Majority Element II

MediumArrays

Find all elements appearing more than n/3 times.

Constraints

1 <= n <= 5*10^4
-10^9 <= nums[i] <= 10^9

Boyer-Moore with two candidates

Time O(n)Space O(1)

At most two values can exceed n/3. Track two candidates with two counters. Each element either matches a candidate (increment its counter), seeds an empty candidate, or cancels one from each counter. A second pass verifies the surviving candidates actually exceed n/3.

Key terms

Boyer-Moore voting:: A counting/cancelling technique that finds frequent elements in O(1) space.
verification pass:: A second scan to confirm each candidate truly meets the frequency threshold.

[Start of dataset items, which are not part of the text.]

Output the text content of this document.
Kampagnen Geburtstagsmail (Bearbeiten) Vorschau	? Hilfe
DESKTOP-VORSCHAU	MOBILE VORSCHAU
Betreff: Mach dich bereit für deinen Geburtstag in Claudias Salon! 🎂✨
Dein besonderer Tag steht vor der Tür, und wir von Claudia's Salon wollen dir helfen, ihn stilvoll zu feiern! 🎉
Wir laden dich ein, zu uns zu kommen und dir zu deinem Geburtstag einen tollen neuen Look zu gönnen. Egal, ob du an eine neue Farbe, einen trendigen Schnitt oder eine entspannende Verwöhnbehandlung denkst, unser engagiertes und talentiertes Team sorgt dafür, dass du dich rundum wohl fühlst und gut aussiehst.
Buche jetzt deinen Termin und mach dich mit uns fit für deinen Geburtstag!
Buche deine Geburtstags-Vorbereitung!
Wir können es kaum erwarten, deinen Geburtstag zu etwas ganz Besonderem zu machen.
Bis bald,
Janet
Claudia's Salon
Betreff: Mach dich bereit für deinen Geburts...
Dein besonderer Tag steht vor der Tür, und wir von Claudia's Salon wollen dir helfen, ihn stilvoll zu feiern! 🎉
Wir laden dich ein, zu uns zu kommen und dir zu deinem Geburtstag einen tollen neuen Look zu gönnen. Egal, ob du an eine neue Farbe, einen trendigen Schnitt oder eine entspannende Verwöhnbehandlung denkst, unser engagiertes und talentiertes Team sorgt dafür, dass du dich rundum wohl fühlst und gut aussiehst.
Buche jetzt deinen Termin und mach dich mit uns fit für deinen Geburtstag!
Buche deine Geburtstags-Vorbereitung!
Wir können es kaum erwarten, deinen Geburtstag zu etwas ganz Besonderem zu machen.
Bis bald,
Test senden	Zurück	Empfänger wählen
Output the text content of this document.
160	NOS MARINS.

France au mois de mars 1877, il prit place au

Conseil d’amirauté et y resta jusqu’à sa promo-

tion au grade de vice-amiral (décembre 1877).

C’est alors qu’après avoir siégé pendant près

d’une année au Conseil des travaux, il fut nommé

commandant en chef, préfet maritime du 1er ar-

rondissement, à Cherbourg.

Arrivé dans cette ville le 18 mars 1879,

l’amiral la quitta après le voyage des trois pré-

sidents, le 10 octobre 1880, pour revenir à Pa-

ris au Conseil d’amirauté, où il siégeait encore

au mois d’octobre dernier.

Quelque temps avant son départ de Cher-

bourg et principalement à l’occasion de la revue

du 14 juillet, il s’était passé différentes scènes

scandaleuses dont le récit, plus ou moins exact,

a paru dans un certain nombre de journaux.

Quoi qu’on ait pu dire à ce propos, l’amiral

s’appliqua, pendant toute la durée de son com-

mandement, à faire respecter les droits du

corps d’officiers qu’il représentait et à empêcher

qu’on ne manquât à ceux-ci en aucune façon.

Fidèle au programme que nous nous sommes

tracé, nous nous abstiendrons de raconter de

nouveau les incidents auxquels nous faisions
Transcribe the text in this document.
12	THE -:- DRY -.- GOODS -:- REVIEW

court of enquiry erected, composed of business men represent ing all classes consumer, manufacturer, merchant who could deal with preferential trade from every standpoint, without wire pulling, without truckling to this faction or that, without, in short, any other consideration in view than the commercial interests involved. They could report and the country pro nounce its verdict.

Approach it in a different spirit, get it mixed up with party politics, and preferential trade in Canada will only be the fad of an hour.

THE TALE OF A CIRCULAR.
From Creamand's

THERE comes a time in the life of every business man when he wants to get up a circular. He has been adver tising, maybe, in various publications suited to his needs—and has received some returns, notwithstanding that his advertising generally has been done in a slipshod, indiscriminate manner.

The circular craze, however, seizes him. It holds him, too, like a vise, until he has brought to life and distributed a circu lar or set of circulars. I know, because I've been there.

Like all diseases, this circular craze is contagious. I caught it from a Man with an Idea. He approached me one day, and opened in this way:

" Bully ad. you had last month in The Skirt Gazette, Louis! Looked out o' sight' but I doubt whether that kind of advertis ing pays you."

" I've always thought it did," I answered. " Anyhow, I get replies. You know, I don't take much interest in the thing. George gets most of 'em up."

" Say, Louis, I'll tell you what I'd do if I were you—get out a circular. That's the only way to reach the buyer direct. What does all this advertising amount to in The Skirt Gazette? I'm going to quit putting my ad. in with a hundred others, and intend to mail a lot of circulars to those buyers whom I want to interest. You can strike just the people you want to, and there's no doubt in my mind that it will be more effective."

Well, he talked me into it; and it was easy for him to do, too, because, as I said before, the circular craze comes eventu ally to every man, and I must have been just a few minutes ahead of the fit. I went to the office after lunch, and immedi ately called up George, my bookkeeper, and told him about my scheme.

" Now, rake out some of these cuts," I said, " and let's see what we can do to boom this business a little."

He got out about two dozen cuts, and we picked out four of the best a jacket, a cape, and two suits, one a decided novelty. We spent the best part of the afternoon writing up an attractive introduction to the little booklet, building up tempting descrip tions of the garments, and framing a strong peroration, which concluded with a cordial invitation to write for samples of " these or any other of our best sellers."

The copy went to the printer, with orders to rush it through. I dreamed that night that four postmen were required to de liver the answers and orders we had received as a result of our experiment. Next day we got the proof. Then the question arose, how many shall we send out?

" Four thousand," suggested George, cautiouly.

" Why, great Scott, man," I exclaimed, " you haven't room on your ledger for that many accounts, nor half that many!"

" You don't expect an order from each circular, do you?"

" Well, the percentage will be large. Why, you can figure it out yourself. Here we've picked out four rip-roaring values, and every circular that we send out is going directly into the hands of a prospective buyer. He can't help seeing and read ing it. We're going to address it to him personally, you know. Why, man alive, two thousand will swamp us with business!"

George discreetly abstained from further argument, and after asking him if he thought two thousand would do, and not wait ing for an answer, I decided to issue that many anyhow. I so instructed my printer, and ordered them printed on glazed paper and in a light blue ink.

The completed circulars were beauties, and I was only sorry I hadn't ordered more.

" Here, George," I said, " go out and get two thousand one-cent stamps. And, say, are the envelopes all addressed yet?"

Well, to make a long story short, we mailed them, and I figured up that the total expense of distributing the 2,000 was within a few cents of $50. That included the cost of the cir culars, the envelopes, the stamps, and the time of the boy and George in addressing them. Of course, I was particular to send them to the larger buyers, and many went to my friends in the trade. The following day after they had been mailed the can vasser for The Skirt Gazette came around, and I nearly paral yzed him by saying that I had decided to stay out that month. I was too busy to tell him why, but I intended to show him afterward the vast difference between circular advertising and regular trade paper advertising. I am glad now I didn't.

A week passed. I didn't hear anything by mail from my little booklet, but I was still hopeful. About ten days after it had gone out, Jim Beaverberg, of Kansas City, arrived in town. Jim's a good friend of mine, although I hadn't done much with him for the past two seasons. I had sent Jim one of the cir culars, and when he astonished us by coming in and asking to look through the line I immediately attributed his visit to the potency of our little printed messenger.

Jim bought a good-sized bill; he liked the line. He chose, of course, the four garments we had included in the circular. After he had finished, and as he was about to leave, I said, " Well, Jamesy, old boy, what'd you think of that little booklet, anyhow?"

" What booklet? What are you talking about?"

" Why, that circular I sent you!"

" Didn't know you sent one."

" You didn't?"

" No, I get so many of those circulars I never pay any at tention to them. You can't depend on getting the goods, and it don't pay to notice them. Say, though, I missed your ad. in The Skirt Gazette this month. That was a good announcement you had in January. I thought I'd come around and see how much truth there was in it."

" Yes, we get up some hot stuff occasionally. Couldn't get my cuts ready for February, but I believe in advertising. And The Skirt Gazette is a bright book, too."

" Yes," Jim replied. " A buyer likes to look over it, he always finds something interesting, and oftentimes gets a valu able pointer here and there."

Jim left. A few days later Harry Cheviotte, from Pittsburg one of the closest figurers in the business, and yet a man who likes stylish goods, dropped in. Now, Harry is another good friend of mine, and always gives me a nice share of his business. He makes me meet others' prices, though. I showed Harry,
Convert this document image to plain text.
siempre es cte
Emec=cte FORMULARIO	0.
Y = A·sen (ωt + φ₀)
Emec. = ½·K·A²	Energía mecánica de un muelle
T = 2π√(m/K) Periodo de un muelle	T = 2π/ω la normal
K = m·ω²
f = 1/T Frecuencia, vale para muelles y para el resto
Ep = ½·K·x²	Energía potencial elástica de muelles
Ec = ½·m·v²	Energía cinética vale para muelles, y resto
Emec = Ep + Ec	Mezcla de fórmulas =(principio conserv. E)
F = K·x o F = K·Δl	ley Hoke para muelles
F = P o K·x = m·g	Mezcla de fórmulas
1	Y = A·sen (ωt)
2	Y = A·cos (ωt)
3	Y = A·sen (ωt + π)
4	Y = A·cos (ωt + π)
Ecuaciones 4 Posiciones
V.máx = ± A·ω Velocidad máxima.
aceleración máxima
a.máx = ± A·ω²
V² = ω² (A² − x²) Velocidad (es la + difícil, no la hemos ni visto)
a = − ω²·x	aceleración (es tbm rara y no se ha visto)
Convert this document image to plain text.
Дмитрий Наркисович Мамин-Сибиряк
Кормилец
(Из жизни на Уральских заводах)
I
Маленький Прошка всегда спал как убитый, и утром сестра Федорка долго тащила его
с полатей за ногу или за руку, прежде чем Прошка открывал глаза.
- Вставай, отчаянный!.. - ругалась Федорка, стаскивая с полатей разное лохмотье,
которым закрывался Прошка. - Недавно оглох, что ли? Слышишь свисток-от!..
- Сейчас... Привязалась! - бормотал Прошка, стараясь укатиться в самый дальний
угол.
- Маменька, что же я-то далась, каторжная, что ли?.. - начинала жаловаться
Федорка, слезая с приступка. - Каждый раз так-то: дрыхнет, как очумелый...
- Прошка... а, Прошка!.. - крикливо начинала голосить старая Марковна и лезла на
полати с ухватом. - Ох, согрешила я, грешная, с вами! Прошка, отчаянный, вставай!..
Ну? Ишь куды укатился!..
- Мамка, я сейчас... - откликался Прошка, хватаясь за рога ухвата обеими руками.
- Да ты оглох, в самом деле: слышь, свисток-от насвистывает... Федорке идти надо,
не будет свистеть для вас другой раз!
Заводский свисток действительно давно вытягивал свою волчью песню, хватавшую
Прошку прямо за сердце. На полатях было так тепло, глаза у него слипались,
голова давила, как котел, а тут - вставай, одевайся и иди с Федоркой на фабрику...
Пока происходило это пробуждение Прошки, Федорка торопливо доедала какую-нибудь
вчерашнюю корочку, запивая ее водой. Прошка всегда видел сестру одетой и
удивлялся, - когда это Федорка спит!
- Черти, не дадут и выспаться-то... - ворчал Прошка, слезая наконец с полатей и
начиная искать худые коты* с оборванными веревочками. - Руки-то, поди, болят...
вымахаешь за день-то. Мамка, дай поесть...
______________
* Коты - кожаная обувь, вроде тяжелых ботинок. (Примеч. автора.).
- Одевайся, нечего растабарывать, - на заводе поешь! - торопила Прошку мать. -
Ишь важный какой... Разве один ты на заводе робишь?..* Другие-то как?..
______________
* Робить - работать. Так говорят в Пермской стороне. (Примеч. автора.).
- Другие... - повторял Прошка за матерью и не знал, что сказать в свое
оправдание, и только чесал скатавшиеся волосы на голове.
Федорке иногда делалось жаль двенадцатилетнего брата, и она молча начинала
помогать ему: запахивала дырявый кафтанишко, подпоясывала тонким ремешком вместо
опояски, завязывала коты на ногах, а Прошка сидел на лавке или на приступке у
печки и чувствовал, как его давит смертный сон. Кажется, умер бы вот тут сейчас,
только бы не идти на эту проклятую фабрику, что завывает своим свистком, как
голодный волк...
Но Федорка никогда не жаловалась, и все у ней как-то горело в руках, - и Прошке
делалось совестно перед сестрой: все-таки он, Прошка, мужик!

// pass 1: find up to two candidates with Boyer-Moore
// pass 2: count occurrences and keep those > n/3
if (c1 > n / 3) res.push_back((int)cand1);
if (c2 > n / 3) res.push_back((int)cand2);

Step by step

Maintain two (candidate, count) pairs. For each value, increment if it matches a candidate.
Otherwise, if a counter is zero adopt the value as that candidate; else decrement both counters.
After the pass, count true occurrences of each candidate.
Output those whose count exceeds n/3, sorted.